第2話
「今日はテスト返しかあ…」
今日はテスト返し。周峯は、意外と天才型で、2週間前から毎回勉強を始めている。そのやり方で、毎回いい点数はとっているのだが怖いものは怖い。
「今度こそ悪い点数を取って来いよ!」
だが、そんな周峯のやり方を姉の澪は、当然いい思いをしなかった。
「まあまあ」
「なんで私のほうが3倍勉強してんのに周峯の点数に勝てないんだよぉ!」
澪の言う点数とは、澪が2年生の時のテストの点数のことだ。周峯は、いつもは、1時間弱。テスト前は、2時間で勉強しているのだが、澪は、テスト前、後関係なく5時間半もやっている。
澪は部活をやっていないので、その分のすべてを勉強に捧げている。
だが、結局困ったときには勉強を教えてくれるいい姉である。
「だから、澪は頑張りすぎなんだって。根詰めすぎると逆効果だぞ?」
「そうかいそうかい。天才にはわからないってかい」
「天才ではないだろすごくいい点数なわけではないし」
「はあ…嫌味だ。よし現実逃避しよう…」
「ついに来たか…」
緊張の瞬間。テストの答案用紙が一気に9枚渡された。
「数学A98点、数学B96点、現代文92点、古文85点、世界史71点、日本史65点、英語92点、生物89点、化学96点」
「しゃかい…むり…」
毎回周峯は社会が苦手で6,70点台を取ってくるのだ。だが、とりあえず高得点を撮れていることに周峯は安堵する。
「またお前は社会か…」
周峯の数少ない友達の犬山悠は、クラスの中心的な人物。きれいな茶色の髪が今日もつやがある。悠は男子の中では、美的な方で、髪の毛や肌荒れを気にしている。
「地理だったら行けるのに!」
「ってか、やっぱ数学すごいな…」
「いつものことだよ悠は?」
「数学A60点、数学B71点、現代文98点、古文99点、世界史100点、日本史100点、英語78点、生物81点、化学76点だよ」
「今回数学は簡単だったぞ?」
「いや、社会のほうが簡単だぞ?」
「「ぐぬぬ」」
「まて、お二人さんよ」
「紬様ぁ…」
「私はオール赤点だ。それに比べればどうってことない」
神々しく降臨してきたのは、悠の彼女の朝比奈紬。テストではいつも赤点常習犯で、こうやって起きた争いを止めてくれる。
「じゃなくてさ、お前赤点って全教科40点以下ってことなのか!?」
「そうだが?」
「悠に勉強教えてもらいなさい」
「親みたいなこと言うなよ~……」
「まあ、紬が良ければ俺はいいけど」
「まあ、悠君がいるし頑張りますか」
テストでは、赤点常習犯だが紬が5年間ほどやっているテニスでは全国大会で活躍するほどの実力だ。

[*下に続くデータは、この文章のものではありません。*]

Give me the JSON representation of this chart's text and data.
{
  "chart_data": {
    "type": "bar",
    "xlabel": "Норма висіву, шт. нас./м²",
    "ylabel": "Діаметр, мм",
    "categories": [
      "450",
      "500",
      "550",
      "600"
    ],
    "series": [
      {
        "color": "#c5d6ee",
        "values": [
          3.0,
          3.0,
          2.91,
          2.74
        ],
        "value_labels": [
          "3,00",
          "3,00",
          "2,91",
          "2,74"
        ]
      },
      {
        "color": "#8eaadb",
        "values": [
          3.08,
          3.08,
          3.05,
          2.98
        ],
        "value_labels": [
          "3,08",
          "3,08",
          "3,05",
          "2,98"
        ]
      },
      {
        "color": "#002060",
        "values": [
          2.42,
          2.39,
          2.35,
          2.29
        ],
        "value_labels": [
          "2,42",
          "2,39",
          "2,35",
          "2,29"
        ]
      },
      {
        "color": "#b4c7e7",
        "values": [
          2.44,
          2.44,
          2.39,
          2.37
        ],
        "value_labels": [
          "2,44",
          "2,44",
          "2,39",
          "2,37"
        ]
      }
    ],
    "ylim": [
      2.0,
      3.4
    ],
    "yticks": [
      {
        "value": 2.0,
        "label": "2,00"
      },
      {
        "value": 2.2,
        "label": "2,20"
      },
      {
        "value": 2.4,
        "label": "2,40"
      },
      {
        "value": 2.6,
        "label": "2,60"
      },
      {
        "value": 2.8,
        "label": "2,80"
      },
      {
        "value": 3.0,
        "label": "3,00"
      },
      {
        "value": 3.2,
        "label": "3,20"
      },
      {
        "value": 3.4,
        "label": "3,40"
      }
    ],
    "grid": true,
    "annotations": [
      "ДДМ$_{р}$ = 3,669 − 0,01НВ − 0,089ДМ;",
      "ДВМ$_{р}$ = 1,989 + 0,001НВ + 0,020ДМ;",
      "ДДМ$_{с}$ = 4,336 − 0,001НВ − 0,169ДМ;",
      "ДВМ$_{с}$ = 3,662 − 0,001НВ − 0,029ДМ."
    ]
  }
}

「寄り道せずに自分の席につけー。今回のテストで一教科でも赤点をとったら危ないと思えよ。今回の平均点は52点といつもより高くなっている。ゴールデンウィークがあるからって浮かれるなよ」
と厳しめな先生の言葉に、紬は「げぇ…」と、机にもたれかかる。
「紬ー。寝てる暇あったら英単語の一つでも覚えたらどうだー?」
「す、すみませーん」
「はあ…まあ、今年はまだ余裕があるからな存分に遊んで来い」
先ほどのきつい言葉から一転。皆からは、「しゃあっ!」という声が聞こえてくる。
(まあ、俺は、ずっと働かなきゃいけないけどな…)
雪乃の顔を思い出しながら、大きなため息をついた。